La surprise de ses femmes fut extrême de la voir rentrer ainsi ; mais les exclamations de lady Braybrooke les eurent bientôt mises au fait, et, bien qu’avec l’extrême réserve de la domesticité anglaise elles ne se permissent aucune question ni aucun commentaire sur le malheur qui venait d’arriver à leur jeune maîtresse, à l’altération de leurs traits, à la manière pleine de précautions dont elles marchaient dans la chambre, de peur d’importuner une si grande et si légitime douleur, on pouvait voir la part qu’elles y prenaient dans l’infériorité de leur sphère.
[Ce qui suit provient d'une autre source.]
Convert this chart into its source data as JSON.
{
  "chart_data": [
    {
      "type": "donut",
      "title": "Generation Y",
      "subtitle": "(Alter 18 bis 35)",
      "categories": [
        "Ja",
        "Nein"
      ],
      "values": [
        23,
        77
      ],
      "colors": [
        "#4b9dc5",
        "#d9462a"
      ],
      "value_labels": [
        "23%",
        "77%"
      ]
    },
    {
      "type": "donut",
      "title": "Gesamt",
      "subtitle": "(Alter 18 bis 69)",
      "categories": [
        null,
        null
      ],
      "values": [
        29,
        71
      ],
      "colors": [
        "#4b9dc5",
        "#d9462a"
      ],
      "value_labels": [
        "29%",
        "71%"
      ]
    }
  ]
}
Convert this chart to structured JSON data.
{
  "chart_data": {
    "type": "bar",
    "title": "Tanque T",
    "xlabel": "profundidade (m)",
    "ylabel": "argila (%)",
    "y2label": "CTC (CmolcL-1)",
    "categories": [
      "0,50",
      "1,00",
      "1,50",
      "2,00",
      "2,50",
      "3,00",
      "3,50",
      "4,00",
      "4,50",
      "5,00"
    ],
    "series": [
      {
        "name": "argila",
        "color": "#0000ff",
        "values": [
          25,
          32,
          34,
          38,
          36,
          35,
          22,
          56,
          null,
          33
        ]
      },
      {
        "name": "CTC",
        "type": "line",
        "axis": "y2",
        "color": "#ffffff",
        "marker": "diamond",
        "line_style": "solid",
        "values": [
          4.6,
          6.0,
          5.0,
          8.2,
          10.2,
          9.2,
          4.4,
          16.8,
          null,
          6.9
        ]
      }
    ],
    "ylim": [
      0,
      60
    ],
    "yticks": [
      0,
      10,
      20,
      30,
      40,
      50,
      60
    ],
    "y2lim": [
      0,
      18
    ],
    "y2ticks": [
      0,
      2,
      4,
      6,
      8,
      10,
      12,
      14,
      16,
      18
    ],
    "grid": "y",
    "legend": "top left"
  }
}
Miss Amabel s’était jetée anéantie sur un divan, en face de la glace devant laquelle tout à l’heure elle avait mis la dernière main à sa toilette nuptiale. Si les miroirs, malgré leur fidélité inconstante, avaient le moindre sentiment des objets qu’ils reflètent sans en garder aucun, celui-ci eût été étonné et touché de réfléchir si pâle, si défaite et si désespérée la tête qui se dessinait quelques instants auparavant, dans les profondeurs d’acier bruni, si blanche, si fraîche, si rayonnante de bonheur et d’espérance.

Hélas ! les jolies roses-thé avaient perdu leurs nuances charmantes, et c’est à peine si les lèvres gardaient un reflet vermeil presque effacé. La beauté vivante était devenue une beauté morte, et la statue animée de la joie l’ange de la mélancolie pleurant sur un tombeau.